AiSAQ: All-in-Storage ANNS with Product Quantization for DRAM-free Information Retrieval
Kento Tatsuno, Daisuke Miyashita, Taiga Ikeda, Kiyoshi Ishiyama, Kazunari Sumiyoshi, Jun Deguchi
TL;DR
This work tackles the memory bottleneck in graph-based ANNS for billion-scale vector data by introducing AiSAQ, All-in-Storage ANNS with Product Quantization, which offloads PQ vectors to SSD and reduces DRAM usage to near zero while maintaining high recall. The core idea is to place PQ vectors within node chunks and fetch them from storage per search hop, keeping only a small cache of PQ centroids in memory; this yields near-zero RAM footprint, constant-time index loading, and sub-millisecond index-switch times, even across multiple billion-scale indices. The paper demonstrates, via experiments on SIFT1M, SIFT1B, and KILT E5 22M, that AiSAQ attains memory usage around $11$–$14$ MB with millisecond query latency and retains recall at 1 comparable to DiskANN, while enabling scalable multi-server deployments with cost advantages. These properties make AiSAQ particularly attractive for retrieval-augmented generation (RAG) pipelines and other large-scale, multi-source information retrieval tasks that require rapid index switching and reduced memory footprints.
Abstract
Graph-based approximate nearest neighbor search (ANNS) algorithms work effectively against large-scale vector retrieval.

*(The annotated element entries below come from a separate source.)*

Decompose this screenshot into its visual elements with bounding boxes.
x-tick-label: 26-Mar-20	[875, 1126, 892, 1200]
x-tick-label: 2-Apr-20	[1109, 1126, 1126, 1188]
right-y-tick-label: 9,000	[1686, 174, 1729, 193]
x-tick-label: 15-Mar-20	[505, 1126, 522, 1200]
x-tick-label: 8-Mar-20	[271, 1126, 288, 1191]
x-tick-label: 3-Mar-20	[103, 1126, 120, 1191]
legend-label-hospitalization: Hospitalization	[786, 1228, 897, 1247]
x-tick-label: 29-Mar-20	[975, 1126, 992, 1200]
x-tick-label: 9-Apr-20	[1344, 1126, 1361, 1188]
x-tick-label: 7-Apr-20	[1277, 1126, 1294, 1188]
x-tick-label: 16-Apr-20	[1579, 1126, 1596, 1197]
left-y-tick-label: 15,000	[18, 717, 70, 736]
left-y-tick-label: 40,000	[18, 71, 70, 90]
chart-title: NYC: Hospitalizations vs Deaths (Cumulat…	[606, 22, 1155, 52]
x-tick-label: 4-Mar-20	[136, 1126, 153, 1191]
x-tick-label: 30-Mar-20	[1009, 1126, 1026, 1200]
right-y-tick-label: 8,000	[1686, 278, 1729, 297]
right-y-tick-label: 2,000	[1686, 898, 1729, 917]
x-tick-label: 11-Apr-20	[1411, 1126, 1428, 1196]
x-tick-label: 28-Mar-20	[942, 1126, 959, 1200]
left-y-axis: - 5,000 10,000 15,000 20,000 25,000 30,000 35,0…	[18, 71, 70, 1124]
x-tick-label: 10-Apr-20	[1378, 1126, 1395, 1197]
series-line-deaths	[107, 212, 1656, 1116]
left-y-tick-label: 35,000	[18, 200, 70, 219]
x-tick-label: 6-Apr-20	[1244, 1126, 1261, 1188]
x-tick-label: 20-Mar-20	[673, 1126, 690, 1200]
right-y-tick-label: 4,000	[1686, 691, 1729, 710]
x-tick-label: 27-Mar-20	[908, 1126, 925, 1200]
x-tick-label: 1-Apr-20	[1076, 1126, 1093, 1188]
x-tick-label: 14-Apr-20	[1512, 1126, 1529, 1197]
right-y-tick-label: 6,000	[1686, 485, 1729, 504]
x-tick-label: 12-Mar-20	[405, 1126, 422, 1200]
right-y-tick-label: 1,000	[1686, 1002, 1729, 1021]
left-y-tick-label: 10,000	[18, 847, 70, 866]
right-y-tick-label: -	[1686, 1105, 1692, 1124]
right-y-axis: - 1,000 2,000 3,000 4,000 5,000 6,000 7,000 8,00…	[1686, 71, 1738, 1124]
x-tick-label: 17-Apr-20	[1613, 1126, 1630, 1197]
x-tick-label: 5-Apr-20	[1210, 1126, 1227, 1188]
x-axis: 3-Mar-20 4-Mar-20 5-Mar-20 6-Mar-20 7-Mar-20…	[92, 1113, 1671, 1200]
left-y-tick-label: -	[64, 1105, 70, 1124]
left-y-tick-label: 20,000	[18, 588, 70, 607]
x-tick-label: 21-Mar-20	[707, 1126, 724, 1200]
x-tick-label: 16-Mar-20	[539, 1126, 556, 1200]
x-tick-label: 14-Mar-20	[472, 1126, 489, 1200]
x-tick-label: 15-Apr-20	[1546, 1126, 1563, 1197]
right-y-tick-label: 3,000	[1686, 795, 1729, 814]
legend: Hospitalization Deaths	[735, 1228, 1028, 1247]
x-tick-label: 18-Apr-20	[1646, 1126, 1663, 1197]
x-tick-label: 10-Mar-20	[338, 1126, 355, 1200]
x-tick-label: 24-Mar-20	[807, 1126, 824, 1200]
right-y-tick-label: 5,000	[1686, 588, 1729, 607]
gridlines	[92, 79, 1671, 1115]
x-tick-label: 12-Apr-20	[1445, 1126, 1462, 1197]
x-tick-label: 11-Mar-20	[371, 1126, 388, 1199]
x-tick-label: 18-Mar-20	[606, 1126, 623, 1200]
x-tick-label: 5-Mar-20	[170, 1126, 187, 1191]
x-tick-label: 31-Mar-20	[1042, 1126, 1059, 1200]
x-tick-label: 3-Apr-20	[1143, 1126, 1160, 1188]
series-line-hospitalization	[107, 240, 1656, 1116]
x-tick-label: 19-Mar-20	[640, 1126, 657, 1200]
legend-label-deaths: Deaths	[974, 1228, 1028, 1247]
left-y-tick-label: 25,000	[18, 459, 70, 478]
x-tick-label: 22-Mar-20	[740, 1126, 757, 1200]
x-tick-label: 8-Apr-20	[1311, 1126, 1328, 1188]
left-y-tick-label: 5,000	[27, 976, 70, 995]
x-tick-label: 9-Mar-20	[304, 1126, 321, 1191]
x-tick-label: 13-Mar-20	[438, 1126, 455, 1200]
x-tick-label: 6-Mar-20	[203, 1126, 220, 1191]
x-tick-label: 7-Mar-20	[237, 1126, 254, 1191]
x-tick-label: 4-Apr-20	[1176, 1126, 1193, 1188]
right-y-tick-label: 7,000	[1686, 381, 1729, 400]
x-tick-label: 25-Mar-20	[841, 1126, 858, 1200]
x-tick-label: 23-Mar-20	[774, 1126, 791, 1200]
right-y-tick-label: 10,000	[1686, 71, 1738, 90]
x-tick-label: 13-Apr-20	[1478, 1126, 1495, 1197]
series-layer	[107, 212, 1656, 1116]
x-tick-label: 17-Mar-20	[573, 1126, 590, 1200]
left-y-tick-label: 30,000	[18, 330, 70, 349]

Among such methods, DiskANN achieves good recall-speed tradeoffs using both DRAM and storage. DiskANN adopts product quantization (PQ) to reduce memory usage, which is still proportional to the scale of datasets. In this paper, we propose All-in-Storage ANNS with Product Quantization (AiSAQ), which offloads compressed vectors to the SSD index. Our method achieves $\sim$10 MB memory usage in query search with billion-scale datasets without critical latency degradation. AiSAQ also reduces the index load time for query search preparation, which enables fast switch between muitiple billion-scale indices.This method can be applied to retrievers of retrieval-augmented generation (RAG) and be scaled out with multiple-server systems for emerging datasets. Our DiskANN-based implementation is available on GitHub.